# Shapeshifter et Next ..



## fabrice.jc (28 Janvier 2006)

Bonjour,

Je suis sous Tiger et j'utilise Shapeshifter 2.2.

J'ai essayé d'appliquer le thème de Next2 de Swizboy et mes boutons de fenêtres sont verts?????

Y-a-t-il une solution?

Merci.


----------



## Anonyme (28 Janvier 2006)

Le thème n'est pas compatible avec Tiger tout simplement, c'est un thème Panther.


----------



## fabrice.jc (28 Janvier 2006)

C'est ce que je craignais, je suis en train de travailler le thème avec Theme Park pour le rendre compatible Tiger.

J'ai une chance?


----------



## Membre supprimé 2 (28 Janvier 2006)

Bien sûr, il n'y a pas de raison  
Ce post pourra t'être utile  
+ d'infos si tu parles Anglais ici


----------



## fabrice.jc (28 Janvier 2006)

Merci Woa, ça fait vraiment du bien d'avoir de l'aide en français.
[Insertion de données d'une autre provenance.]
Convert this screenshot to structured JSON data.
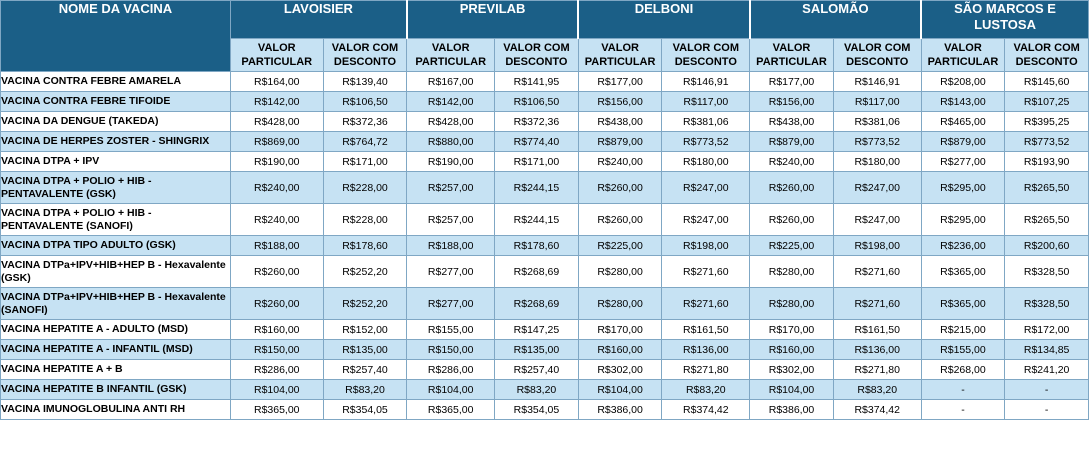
{
  "header": {
    "name_col": "NOME DA VACINA",
    "labs": [
      "LAVOISIER",
      "PREVILAB",
      "DELBONI",
      "SALOMÃO",
      "SÃO MARCOS E LUSTOSA"
    ],
    "sub_headers": [
      "VALOR PARTICULAR",
      "VALOR COM DESCONTO"
    ]
  },
  "rows": [
    {
      "name": "VACINA CONTRA FEBRE AMARELA",
      "values": [
        "R$164,00",
        "R$139,40",
        "R$167,00",
        "R$141,95",
        "R$177,00",
        "R$146,91",
        "R$177,00",
        "R$146,91",
        "R$208,00",
        "R$145,60"
      ]
    },
    {
      "name": "VACINA CONTRA FEBRE TIFOIDE",
      "values": [
        "R$142,00",
        "R$106,50",
        "R$142,00",
        "R$106,50",
        "R$156,00",
        "R$117,00",
        "R$156,00",
        "R$117,00",
        "R$143,00",
        "R$107,25"
      ]
    },
    {
      "name": "VACINA DA DENGUE (TAKEDA)",
      "values": [
        "R$428,00",
        "R$372,36",
        "R$428,00",
        "R$372,36",
        "R$438,00",
        "R$381,06",
        "R$438,00",
        "R$381,06",
        "R$465,00",
        "R$395,25"
      ]
    },
    {
      "name": "VACINA DE HERPES ZOSTER - SHINGRIX",
      "values": [
        "R$869,00",
        "R$764,72",
        "R$880,00",
        "R$774,40",
        "R$879,00",
        "R$773,52",
        "R$879,00",
        "R$773,52",
        "R$879,00",
        "R$773,52"
      ]
    },
    {
      "name": "VACINA DTPA + IPV",
      "values": [
        "R$190,00",
        "R$171,00",
        "R$190,00",
        "R$171,00",
        "R$240,00",
        "R$180,00",
        "R$240,00",
        "R$180,00",
        "R$277,00",
        "R$193,90"
      ]
    },
    {
      "name": "VACINA DTPA + POLIO + HIB - PENTAVALENTE (GSK)",
      "values": [
        "R$240,00",
        "R$228,00",
        "R$257,00",
        "R$244,15",
        "R$260,00",
        "R$247,00",
        "R$260,00",
        "R$247,00",
        "R$295,00",
        "R$265,50"
      ]
    },
    {
      "name": "VACINA DTPA + POLIO + HIB - PENTAVALENTE (SANOFI)",
      "values": [
        "R$240,00",
        "R$228,00",
        "R$257,00",
        "R$244,15",
        "R$260,00",
        "R$247,00",
        "R$260,00",
        "R$247,00",
        "R$295,00",
        "R$265,50"
      ]
    },
    {
      "name": "VACINA DTPA TIPO ADULTO (GSK)",
      "values": [
        "R$188,00",
        "R$178,60",
        "R$188,00",
        "R$178,60",
        "R$225,00",
        "R$198,00",
        "R$225,00",
        "R$198,00",
        "R$236,00",
        "R$200,60"
      ]
    },
    {
      "name": "VACINA DTPa+IPV+HIB+HEP B - Hexavalente (GSK)",
      "values": [
        "R$260,00",
        "R$252,20",
        "R$277,00",
        "R$268,69",
        "R$280,00",
        "R$271,60",
        "R$280,00",
        "R$271,60",
        "R$365,00",
        "R$328,50"
      ]
    },
    {
      "name": "VACINA DTPa+IPV+HIB+HEP B - Hexavalente (SANOFI)",
      "values": [
        "R$260,00",
        "R$252,20",
        "R$277,00",
        "R$268,69",
        "R$280,00",
        "R$271,60",
        "R$280,00",
        "R$271,60",
        "R$365,00",
        "R$328,50"
      ]
    },
    {
      "name": "VACINA HEPATITE A - ADULTO (MSD)",
      "values": [
        "R$160,00",
        "R$152,00",
        "R$155,00",
        "R$147,25",
        "R$170,00",
        "R$161,50",
        "R$170,00",
        "R$161,50",
        "R$215,00",
        "R$172,00"
      ]
    },
    {
      "name": "VACINA HEPATITE A - INFANTIL (MSD)",
      "values": [
        "R$150,00",
        "R$135,00",
        "R$150,00",
        "R$135,00",
        "R$160,00",
        "R$136,00",
        "R$160,00",
        "R$136,00",
        "R$155,00",
        "R$134,85"
      ]
    },
    {
      "name": "VACINA HEPATITE A + B",
      "values": [
        "R$286,00",
        "R$257,40",
        "R$286,00",
        "R$257,40",
        "R$302,00",
        "R$271,80",
        "R$302,00",
        "R$271,80",
        "R$268,00",
        "R$241,20"
      ]
    },
    {
      "name": "VACINA HEPATITE B INFANTIL (GSK)",
      "values": [
        "R$104,00",
        "R$83,20",
        "R$104,00",
        "R$83,20",
        "R$104,00",
        "R$83,20",
        "R$104,00",
        "R$83,20",
        "-",
        "-"
      ]
    },
    {
      "name": "VACINA IMUNOGLOBULINA ANTI RH",
      "values": [
        "R$365,00",
        "R$354,05",
        "R$365,00",
        "R$354,05",
        "R$386,00",
        "R$374,42",
        "R$386,00",
        "R$374,42",
        "-",
        "-"
      ]
    }
  ]
}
Même l'aide de ThemePark n'est pas aussi détaillée???  

J'ai envoyé un mail à l'auteur où se trouvait le binz et comment le "réparer".

Bon y a plus qu' à travailler. Merci encore. :love:


----------



## ultra' (28 Janvier 2006)

Themepark est en cours d'update afin qu'il soit plus facile d'utilisation, il devrait être dispo d'ici très très très peu de temps.

Le créateur travaille dans le même temps à l'update de Shapeshifter, c'est pour cette raison que ça met autant de temps, mais on ne peut pas lui en vouloir 

Woa=>merci pour le lien vers le tuto themepark d'imagine


----------



## fabrice.jc (28 Janvier 2006)

Je crois que je vais prendre mon mal en patience: j'arrive à rien avec l'upgrade de "mon" thème.

C'est plus vert, c'est Aqua avec titres de menus noirs sur fonds JAUNES???  

Bon, bien, merci quand même.

Merci à Ultraman pour tes infos toutes fraîches qui me laissent croire à mon projet. :sleep:

P.S.: Félicitations pour tes sites très réussis et superbemment soignés.


----------



## Anonyme (29 Janvier 2006)

Tu dois faire "Merged With Installed Elements" pour ne pas avoir le look aqua.


----------



## fabrice.jc (31 Janvier 2006)

Ca y est j'abandonne shapeshifter qui est trop gourmand en ressources.

J'ai trouvé un truc plus fastidieux mais qui est plus enrichissant: il suffit d'éditer les fichiers rsrc de ThemePark sans plus ce soucier de ces satannés guikit qui ne correspondent jamais à ceux que l'on désire .

Mais pourquoi donc personne ne propose de fichiers rsrc à télécharger directement ça nous simplifierait la vie non ? Existe-t-il des sites de ce genre? J'en ai pas trouvé sur google.


----------



## Anonyme (31 Janvier 2006)

Il existe peu de thèmes comme cela car ShapeShifter est très utilisé.


----------



## fabrice.jc (1 Février 2006)

Dommage :rateau:


----------